Die Grüne Transformation muss jetzt vorangetrieben werden, wenn wir die Pariser Klimaziele noch einigermaßen erreichen wollen. Wir müssen auf erneuerbare Energien setzen und Unternehmen dabei unterstützen, klimaneutral zu produzieren. Große energieintensive Industrieunternehmen wie etwa ThyssenKrupp rechnen für die Zukunft fest mit grünem Wasserstoff. Die Industrie ist also bereit, aber sie muss auch unterstützt werden. Und zwar überall - nicht nur in Deutschland, auch in Italien oder Polen. Die USA machen es vor und gewähren Unternehmen, die klimaneutral produzieren, massive Steuernachlässe.
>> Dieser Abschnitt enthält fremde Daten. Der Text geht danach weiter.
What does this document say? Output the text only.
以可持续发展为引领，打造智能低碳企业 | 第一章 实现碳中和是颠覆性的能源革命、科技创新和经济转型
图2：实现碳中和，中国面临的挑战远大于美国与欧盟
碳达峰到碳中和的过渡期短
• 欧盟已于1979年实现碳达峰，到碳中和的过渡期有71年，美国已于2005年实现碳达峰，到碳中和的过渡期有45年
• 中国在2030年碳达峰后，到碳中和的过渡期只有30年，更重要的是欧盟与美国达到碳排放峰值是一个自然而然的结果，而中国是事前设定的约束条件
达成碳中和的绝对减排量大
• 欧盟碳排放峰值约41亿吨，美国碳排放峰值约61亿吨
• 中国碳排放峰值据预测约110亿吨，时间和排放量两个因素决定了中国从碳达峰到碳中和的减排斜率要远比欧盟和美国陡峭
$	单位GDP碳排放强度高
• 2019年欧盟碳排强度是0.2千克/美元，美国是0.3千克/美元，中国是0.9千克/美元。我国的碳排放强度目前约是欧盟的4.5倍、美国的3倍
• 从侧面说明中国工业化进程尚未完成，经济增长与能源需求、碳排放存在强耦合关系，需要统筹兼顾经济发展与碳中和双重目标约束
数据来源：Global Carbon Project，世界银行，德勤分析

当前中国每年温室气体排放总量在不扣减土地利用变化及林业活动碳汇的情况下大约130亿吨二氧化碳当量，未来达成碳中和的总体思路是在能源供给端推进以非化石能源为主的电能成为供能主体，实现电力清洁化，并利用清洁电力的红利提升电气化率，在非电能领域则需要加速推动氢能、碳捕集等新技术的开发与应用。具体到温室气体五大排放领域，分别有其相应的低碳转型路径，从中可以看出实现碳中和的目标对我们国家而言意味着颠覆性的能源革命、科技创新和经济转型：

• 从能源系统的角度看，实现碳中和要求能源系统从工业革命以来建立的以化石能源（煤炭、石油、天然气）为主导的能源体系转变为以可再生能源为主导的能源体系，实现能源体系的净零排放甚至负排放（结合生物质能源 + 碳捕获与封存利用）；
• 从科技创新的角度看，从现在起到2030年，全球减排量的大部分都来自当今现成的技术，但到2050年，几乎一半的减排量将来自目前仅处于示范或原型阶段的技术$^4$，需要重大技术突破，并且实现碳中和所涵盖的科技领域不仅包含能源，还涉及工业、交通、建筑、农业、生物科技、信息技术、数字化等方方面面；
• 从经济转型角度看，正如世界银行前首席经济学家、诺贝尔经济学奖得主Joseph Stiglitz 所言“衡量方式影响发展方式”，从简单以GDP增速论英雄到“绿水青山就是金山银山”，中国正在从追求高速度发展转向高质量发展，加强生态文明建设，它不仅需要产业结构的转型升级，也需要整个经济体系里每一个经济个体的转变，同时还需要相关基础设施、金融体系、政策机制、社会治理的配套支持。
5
Wenn wir nicht wollen, dass die europäische Industrie auf absehbare Zeit museumsreif ist, weil alle innovativen Unternehmen abgewandert sind, dann müssen wir jetzt massiv in erneuerbare Energien und klimaneutrale Technologien investieren. Wir müssen - analog zum Corona-Fonds - einen gemeinsamen europäischen Investitionsfonds schaffen.
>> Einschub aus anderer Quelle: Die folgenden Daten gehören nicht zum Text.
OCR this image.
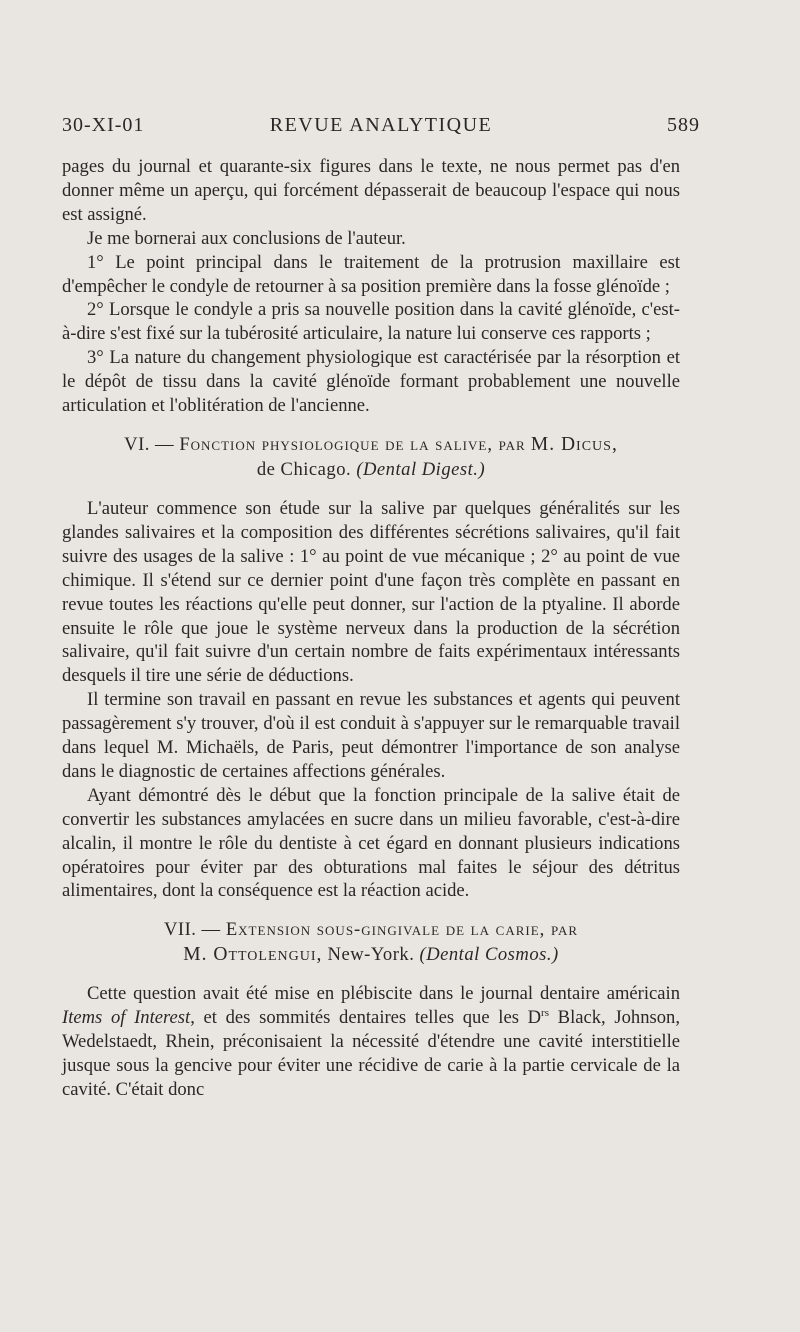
30-XI-01	REVUE ANALYTIQUE	589

pages du journal et quarante-six figures dans le texte, ne nous permet pas d'en donner même un aperçu, qui forcément dépasserait de beaucoup l'espace qui nous est assigné.

Je me bornerai aux conclusions de l'auteur.

1° Le point principal dans le traitement de la protrusion maxillaire est d'empêcher le condyle de retourner à sa position première dans la fosse glénoïde ;

2° Lorsque le condyle a pris sa nouvelle position dans la cavité glénoïde, c'est-à-dire s'est fixé sur la tubérosité articulaire, la nature lui conserve ces rapports ;

3° La nature du changement physiologique est caractérisée par la résorption et le dépôt de tissu dans la cavité glénoïde formant probablement une nouvelle articulation et l'oblitération de l'ancienne.

VI. — Fonction physiologique de la salive, par M. Dicus,
de Chicago. (Dental Digest.)

L'auteur commence son étude sur la salive par quelques généralités sur les glandes salivaires et la composition des différentes sécrétions salivaires, qu'il fait suivre des usages de la salive : 1° au point de vue mécanique ; 2° au point de vue chimique. Il s'étend sur ce dernier point d'une façon très complète en passant en revue toutes les réactions qu'elle peut donner, sur l'action de la ptyaline. Il aborde ensuite le rôle que joue le système nerveux dans la production de la sécrétion salivaire, qu'il fait suivre d'un certain nombre de faits expérimentaux intéressants desquels il tire une série de déductions.

Il termine son travail en passant en revue les substances et agents qui peuvent passagèrement s'y trouver, d'où il est conduit à s'appuyer sur le remarquable travail dans lequel M. Michaëls, de Paris, peut démontrer l'importance de son analyse dans le diagnostic de certaines affections générales.

Ayant démontré dès le début que la fonction principale de la salive était de convertir les substances amylacées en sucre dans un milieu favorable, c'est-à-dire alcalin, il montre le rôle du dentiste à cet égard en donnant plusieurs indications opératoires pour éviter par des obturations mal faites le séjour des détritus alimentaires, dont la conséquence est la réaction acide.

VII. — Extension sous-gingivale de la carie, par
M. Ottolengui, New-York. (Dental Cosmos.)

Cette question avait été mise en plébiscite dans le journal dentaire américain Items of Interest, et des sommités dentaires telles que les $D^{rs}$ Black, Johnson, Wedelstaedt, Rhein, préconisaient la nécessité d'étendre une cavité interstitielle jusque sous la gencive pour éviter une récidive de carie à la partie cervicale de la cavité. C'était donc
Beim russischen Angriffskrieg geht es auch um die Verteidigung unserer modernen demokratischen Gesellschaftsordnung.

Eine letzte Frage zum Abschluss: Du setzt dich stark für Rechtsstaatlichkeit und Minderheitenrechte ein. Mit dem russischen Angriffskrieg auf die Ukraine steht Europa vor neuen Herausforderungen. Wie können wir verhindern, dass Demokratiefragen den neuen Imperativen der europäischen Sicherheit und den dafür nötigen Allianzen in der EU untergeordnet werden.
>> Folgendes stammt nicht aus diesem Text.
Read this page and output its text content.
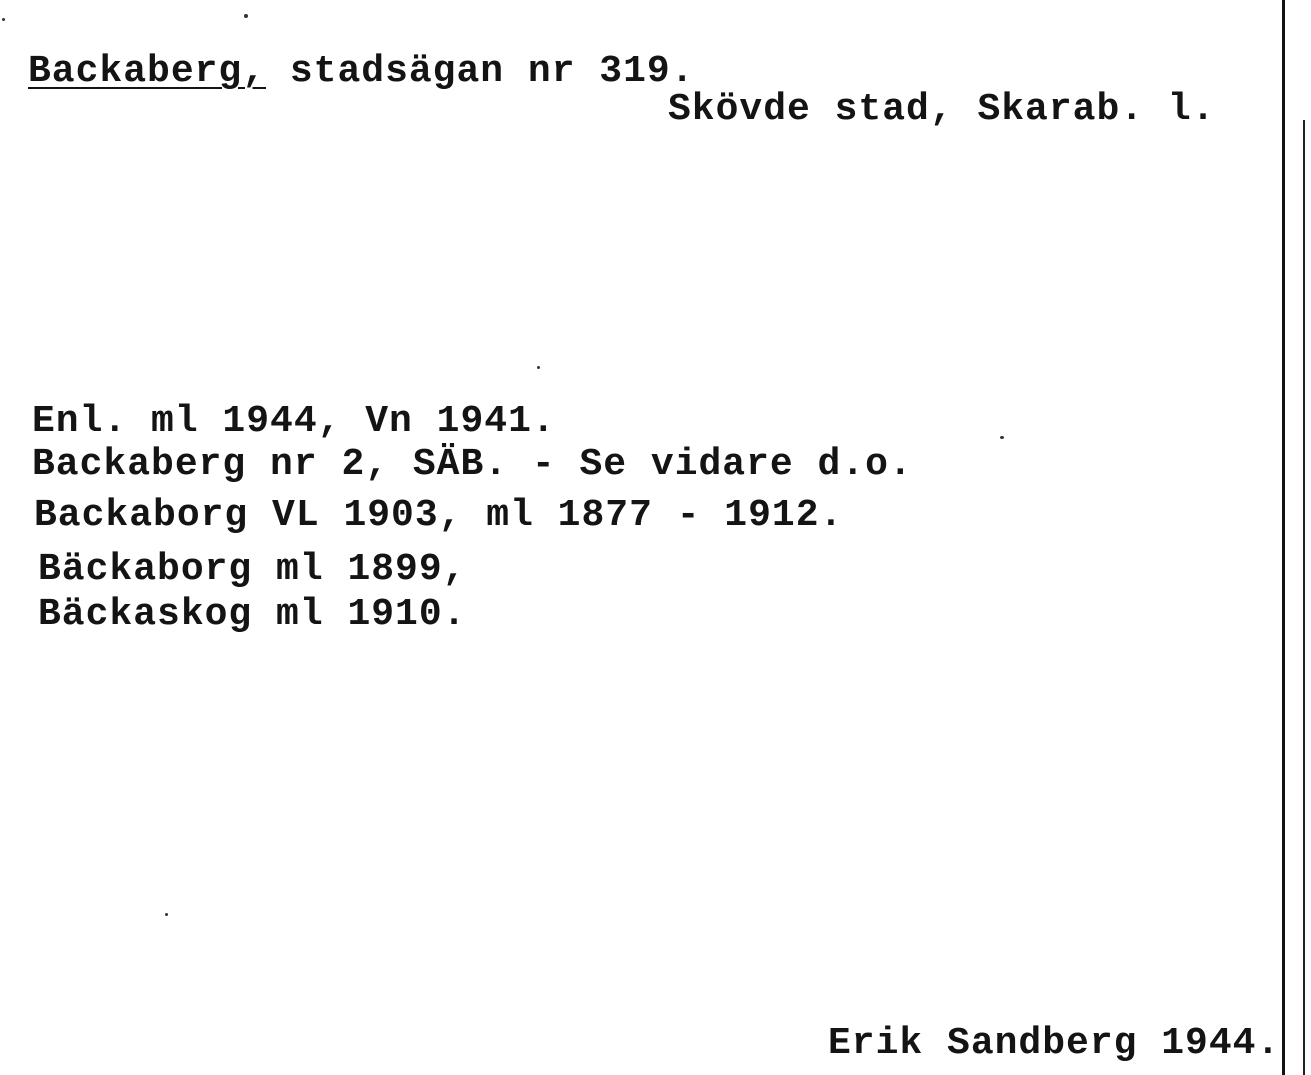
Backaberg, stadsägan nr 319.
Skövde stad, Skarab. l.
Enl. ml 1944, Vn 1941.
Backaberg nr 2, SÄB. - Se vidare d.o.
Backaborg VL 1903, ml 1877 - 1912.
Bäckaborg ml 1899,
Bäckaskog ml 1910.
Erik Sandberg 1944.
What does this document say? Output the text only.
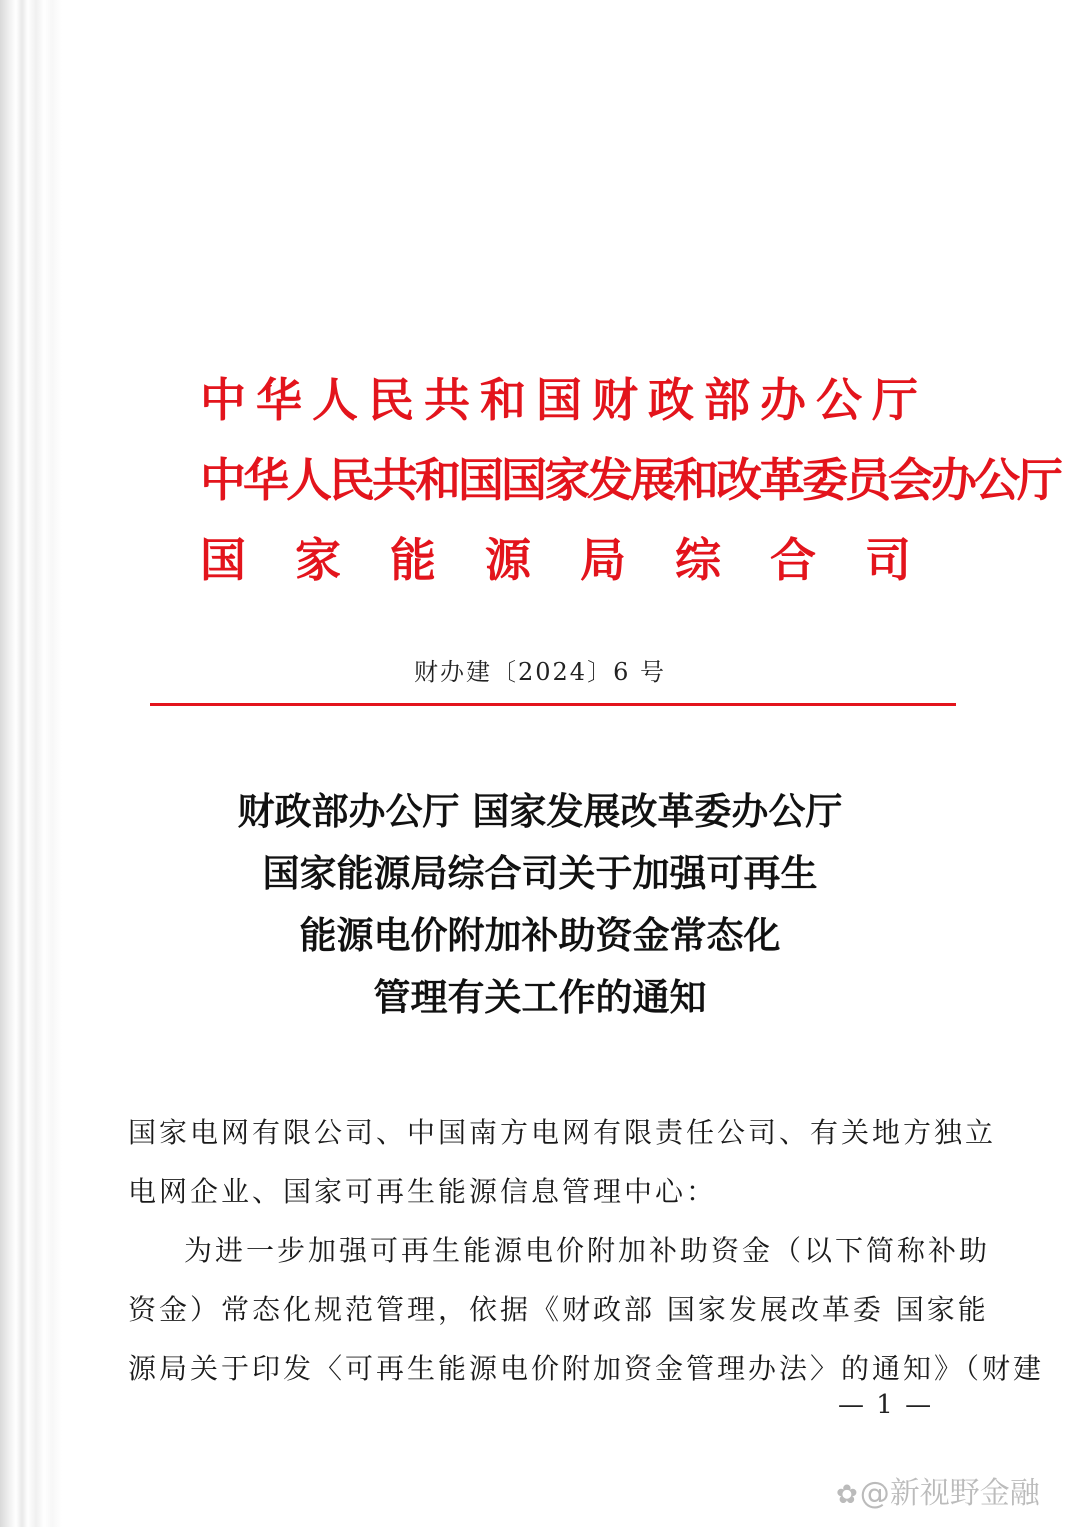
中华人民共和国财政部办公厅
中华人民共和国国家发展和改革委员会办公厅
国家能源局综合司
财办建〔2024〕6 号
财政部办公厅 国家发展改革委办公厅
国家能源局综合司关于加强可再生
能源电价附加补助资金常态化
管理有关工作的通知
国家电网有限公司、中国南方电网有限责任公司、有关地方独立
电网企业、国家可再生能源信息管理中心：
为进一步加强可再生能源电价附加补助资金（以下简称补助
资金）常态化规范管理，依据《财政部 国家发展改革委 国家能
源局关于印发〈可再生能源电价附加资金管理办法〉的通知》（财建
— 1 —
✿@新视野金融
Beim russischen Angriffskrieg auf die Ukraine geht es doch darum: Gewaltsam will Putin sein autoritäres System seinem souveränen Nachbarstaat überstülpen, weil dieser sich für die Öffnung Richtung EU und damit für das Modell der wertebasierten freiheitlichen Demokratie nach westlichem Vorbild entschieden hat. Es geht hier also auch um die Verteidigung unserer modernen demokratischen Gesellschaftsordnung, die auf Rechtsstaatlichkeit, Grundrechten und Grundfreiheiten gebaut ist. Wenn die europäische Solidarität gegen Putins Angriffskrieg nun dazu führt, dass die Aushöhlung des demokratischen Rechtsstaates geduldet wird, ist das der größte Fehler, den wir begehen können.